Bisnis.com, JAKARTA – Rencana pemerintah untuk mengurangi jumlah bandara internasional berisiko merugikan Indonesia dalam jangka panjang jika tidak dikaji secara mendalam
Pemerhati penerbangan dari Jaringan Penerbangan Indonesia (Japri) Gerry Soejatman menuturkan, jumlah pengurangan bandara internasional menjadi 15 unit dinilai masih mencukupi untuk sementara. Namun, jumlah tersebut dinilai akan kurang dari kebutuhan dalam jangka panjang.
“Rencana 15 bandara internasional ini cukup balance dan angka yang masih masuk akal untuk sekarang dibanding rencana-rencana sebelumnya yang hanya 5 – 9 bandara internasional saja yang akan merugikan semua pihak,” katanya saat dihubungi, Senin (6/2/2023).
Meski demikian, Gerry mengatakan pemerintah harus memperhatikan beberapa hal dalam menentukan bandara yang akan melayani rute penerbangan internasional. Pertama, pemerintah harus mempertimbangkan dampak kebijakan ini terhadap daerah yang pasarnya berkembang dan sudah bisa melayani penerbangan internasional.
Menurutnya, kebijakan pengurangan bandara internasional akan berimbas positif dalam jangka pendek untuk meratakan pangsa pasar ke destinasi – destinasi lain yang belum pernah dilayani penerbangan internasional.
Meski demikian, dia menilai jika kebijakan ini diberlakukan secara baku dan untuk jangka panjang, hal ini justru akan merugikan Indonesia sendiri.
Baca Juga
Gerry menyarankan pemerintah juga membuat kebijakan mengenai kriteria-kriteria pengajuan status bandara internasional yang jelas dan market oriented. Dia mencontohkan, sebuah daerah bisa mengajukan status bandara internasional dengan pemda dan/atau pengelola bandara mengantongi kerja sama dengan minimum 2 maskapai, dimana salah satunya harus maskapai asal Indonesia.

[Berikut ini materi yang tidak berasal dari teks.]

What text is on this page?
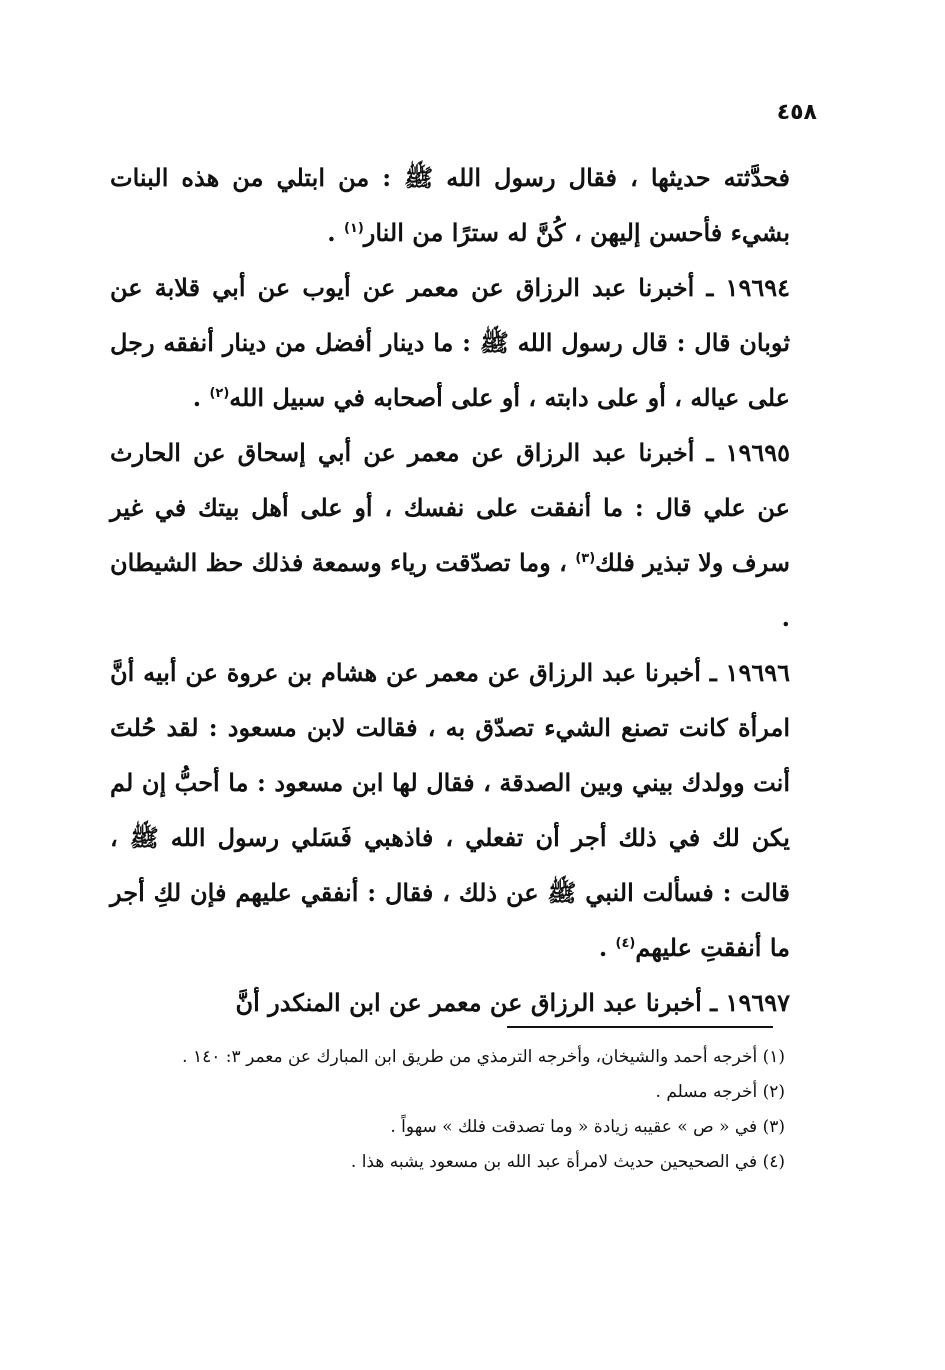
٤٥٨

فحدَّثته حديثها ، فقال رسول الله ﷺ : من ابتلي من هذه البنات بشيء فأحسن إليهن ، كُنَّ له سترًا من النار$^{(١)}$ .

١٩٦٩٤ ـ أخبرنا عبد الرزاق عن معمر عن أيوب عن أبي قلابة عن ثوبان قال : قال رسول الله ﷺ : ما دينار أفضل من دينار أنفقه رجل على عياله ، أو على دابته ، أو على أصحابه في سبيل الله$^{(٢)}$ .

١٩٦٩٥ ـ أخبرنا عبد الرزاق عن معمر عن أبي إسحاق عن الحارث عن علي قال : ما أنفقت على نفسك ، أو على أهل بيتك في غير سرف ولا تبذير فلك$^{(٣)}$ ، وما تصدّقت رياء وسمعة فذلك حظ الشيطان .

١٩٦٩٦ ـ أخبرنا عبد الرزاق عن معمر عن هشام بن عروة عن أبيه أنَّ امرأة كانت تصنع الشيء تصدّق به ، فقالت لابن مسعود : لقد حُلتَ أنت وولدك بيني وبين الصدقة ، فقال لها ابن مسعود : ما أحبُّ إن لم يكن لك في ذلك أجر أن تفعلي ، فاذهبي فَسَلي رسول الله ﷺ ، قالت : فسألت النبي ﷺ عن ذلك ، فقال : أنفقي عليهم فإن لكِ أجر ما أنفقتِ عليهم$^{(٤)}$ .

١٩٦٩٧ ـ أخبرنا عبد الرزاق عن معمر عن ابن المنكدر أنَّ

(١) أخرجه أحمد والشيخان، وأخرجه الترمذي من طريق ابن المبارك عن معمر ٣: ١٤٠ .

(٢) أخرجه مسلم .

(٣) في « ص » عقيبه زيادة « وما تصدقت فلك » سهواً .

(٤) في الصحيحين حديث لامرأة عبد الله بن مسعود يشبه هذا .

Selain itu, daerah juga perlu menyatakan komitmennya melakukan penerbangan internasional ke daerah tersebut. Hal ini juga dapat dilengkapi dengan proyeksi pasar, durasi komitmen, dan skala yang cukup untuk beberapa penerbangan internasional dalam sehari.
Dia melanjutkan, poin-poin tersebut atau yang setara harus dijadikan pertimbangan mengingat investasi yang harus dikeluarkan untuk bandara internasional. Fasilitas-fasilitas pendukung bandara internasional seperti kantor pengelola bandara, bea cukai, imigrasi, karantina hewan dan tanaman, serta layanan kesehatan bandara, tidak boleh mubazir.
“Jangan lagi ada bandara Internasional yang fasilitas lengkap tapi tidak ada kegiatan penerbangan internasionalnya,” lanjutnya.
Kedua, bandara-bandara yang dipertahankan menjadi bandar udara internasional rata-rata sudah termasuk dalam kategori sibuk dan padat.
Menurut Gerry hal ini akan berdampak negatif pada konektivitas wisatawan asing yang hendak terbang ke destinasi wisata yang sudah bukan menjadi bandara internasional. Salah satu efek negatif dari aspek ini adalah biaya perjalanan yang akan lebih mahal dan kenaikan waktu tempuh.
“Selain itu penambahan slot internasional ke bandara-bandara tersebut juga akan sulit. Jangan sampai pembatasan ini malah mencekik kedatangan wisatawan asing ke tujuan-tujuan yang tidak memiliki bandara internasional,” pungkasnya.